Russia carries out a systematic and consistent policy aimed at mass destruction of the population of Ukraine, violation of its sovereignty and territorial integrity, liquidation of the national statehood of Ukraine, and destruction of the Ukrainian people as separate national integrity. Its consequence was, first of all, mass atrocities committed by the Russian army in the temporarily occupied territories of Ukraine (symbolized by the events in Bucha, Irpin and Mariupol); systematic cases of deliberate killing of the civilian population and creation of conditions that cause exceptional suffering to the Ukrainian people; forced mass deportations of Ukrainian children to the territory of the Russian Federation and transferring them to be raised in a foreign environment to destroy their self-identification as Ukrainians; mass deportations of the Ukrainian civilian population to Russia; systematic actions of the aggressor state to create conditions calculated for the gradual destruction of the Ukrainian people through the undermining of economic potential and security.

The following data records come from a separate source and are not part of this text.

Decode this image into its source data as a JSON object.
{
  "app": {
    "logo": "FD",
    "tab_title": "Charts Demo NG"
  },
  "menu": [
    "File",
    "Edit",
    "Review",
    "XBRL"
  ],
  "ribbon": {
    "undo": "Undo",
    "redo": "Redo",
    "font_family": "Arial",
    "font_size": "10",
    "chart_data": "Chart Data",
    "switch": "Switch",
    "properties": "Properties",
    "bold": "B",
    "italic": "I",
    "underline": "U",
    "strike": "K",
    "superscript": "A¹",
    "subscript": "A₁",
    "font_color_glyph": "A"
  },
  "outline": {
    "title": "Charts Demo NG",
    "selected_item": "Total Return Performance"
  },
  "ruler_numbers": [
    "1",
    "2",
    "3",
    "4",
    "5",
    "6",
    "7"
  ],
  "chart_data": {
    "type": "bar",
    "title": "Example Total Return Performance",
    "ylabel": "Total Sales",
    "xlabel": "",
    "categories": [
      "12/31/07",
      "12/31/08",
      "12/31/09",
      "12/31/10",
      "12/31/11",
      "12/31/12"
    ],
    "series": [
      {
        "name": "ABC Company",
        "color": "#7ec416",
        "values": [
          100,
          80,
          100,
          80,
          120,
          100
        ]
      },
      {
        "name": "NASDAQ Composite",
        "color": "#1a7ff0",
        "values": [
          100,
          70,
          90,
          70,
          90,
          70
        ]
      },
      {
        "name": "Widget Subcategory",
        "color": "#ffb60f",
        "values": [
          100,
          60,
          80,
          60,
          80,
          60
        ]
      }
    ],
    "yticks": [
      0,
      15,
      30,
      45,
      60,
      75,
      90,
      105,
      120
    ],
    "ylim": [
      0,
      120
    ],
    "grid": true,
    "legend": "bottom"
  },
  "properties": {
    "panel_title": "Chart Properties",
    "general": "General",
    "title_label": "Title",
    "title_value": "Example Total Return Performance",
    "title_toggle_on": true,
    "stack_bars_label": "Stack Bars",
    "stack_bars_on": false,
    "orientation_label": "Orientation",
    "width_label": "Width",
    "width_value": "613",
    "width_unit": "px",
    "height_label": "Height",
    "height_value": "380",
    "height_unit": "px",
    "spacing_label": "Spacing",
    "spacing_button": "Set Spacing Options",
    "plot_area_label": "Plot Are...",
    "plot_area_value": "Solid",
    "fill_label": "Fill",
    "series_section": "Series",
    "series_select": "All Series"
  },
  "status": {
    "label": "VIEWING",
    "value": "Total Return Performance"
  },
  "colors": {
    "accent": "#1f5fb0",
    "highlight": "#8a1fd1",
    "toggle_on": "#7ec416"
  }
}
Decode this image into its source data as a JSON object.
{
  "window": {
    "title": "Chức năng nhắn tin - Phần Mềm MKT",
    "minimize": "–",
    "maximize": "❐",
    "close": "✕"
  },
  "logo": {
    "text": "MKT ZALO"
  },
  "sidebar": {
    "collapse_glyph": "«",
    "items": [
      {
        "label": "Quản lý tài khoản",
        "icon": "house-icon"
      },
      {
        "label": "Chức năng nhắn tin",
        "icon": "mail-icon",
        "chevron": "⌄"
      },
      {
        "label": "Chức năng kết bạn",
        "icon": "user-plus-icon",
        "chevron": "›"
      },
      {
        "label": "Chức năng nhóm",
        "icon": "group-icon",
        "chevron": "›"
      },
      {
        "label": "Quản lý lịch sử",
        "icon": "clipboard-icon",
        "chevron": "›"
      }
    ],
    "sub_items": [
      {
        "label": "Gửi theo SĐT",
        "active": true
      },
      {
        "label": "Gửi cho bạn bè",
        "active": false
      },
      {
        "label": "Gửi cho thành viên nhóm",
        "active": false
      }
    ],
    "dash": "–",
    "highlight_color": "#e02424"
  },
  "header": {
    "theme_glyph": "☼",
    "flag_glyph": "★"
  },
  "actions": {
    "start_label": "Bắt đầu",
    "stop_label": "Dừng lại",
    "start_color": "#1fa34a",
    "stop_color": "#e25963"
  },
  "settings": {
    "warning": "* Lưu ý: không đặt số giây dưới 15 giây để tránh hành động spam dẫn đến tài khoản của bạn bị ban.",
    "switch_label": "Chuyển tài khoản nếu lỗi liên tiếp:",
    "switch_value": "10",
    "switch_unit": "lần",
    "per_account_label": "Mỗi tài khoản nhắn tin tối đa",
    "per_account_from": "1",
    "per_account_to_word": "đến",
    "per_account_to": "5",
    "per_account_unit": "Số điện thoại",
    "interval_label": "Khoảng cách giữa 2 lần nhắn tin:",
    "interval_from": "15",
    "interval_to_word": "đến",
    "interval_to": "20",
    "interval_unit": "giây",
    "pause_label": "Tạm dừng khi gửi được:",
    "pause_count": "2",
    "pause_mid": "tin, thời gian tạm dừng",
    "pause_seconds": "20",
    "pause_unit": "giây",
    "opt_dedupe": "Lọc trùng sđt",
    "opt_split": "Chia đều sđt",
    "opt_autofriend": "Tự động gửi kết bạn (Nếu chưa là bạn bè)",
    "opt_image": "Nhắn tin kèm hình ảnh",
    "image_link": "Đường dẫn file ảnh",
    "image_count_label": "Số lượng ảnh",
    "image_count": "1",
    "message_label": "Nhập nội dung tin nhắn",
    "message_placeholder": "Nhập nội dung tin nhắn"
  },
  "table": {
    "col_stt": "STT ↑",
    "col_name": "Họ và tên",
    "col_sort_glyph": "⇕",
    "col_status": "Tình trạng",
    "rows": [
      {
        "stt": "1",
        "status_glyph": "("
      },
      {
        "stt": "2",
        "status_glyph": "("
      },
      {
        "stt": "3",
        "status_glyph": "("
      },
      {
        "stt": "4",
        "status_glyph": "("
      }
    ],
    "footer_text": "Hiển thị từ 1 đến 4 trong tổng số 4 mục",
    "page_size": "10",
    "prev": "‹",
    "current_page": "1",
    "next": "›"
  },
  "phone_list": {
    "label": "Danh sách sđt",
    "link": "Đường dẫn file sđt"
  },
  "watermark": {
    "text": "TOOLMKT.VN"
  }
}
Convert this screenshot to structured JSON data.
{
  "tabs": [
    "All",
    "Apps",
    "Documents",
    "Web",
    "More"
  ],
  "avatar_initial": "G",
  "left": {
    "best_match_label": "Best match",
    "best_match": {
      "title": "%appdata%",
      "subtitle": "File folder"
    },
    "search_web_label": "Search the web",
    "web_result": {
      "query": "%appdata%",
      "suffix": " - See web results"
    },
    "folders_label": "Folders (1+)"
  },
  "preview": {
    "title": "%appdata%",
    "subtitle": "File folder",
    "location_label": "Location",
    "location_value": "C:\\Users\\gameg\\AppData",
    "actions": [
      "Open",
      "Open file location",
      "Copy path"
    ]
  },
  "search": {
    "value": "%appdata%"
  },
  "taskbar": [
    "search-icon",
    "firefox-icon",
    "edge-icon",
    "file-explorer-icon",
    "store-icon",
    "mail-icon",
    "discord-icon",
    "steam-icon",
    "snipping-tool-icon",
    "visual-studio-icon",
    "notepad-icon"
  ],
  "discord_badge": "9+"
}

Russia will not be able to cover these large-scale crimes against the Ukrainian nation with the “fig leaves” of false ideologues about the “need to de-Nazify” Ukraine. On the contrary, their use during the consideration of lawsuits against Russia in international courts and at the future tribunal for its crime of aggression against Ukraine may become additional evidence of the aggressor state’s violation of Article III of the Genocide Convention.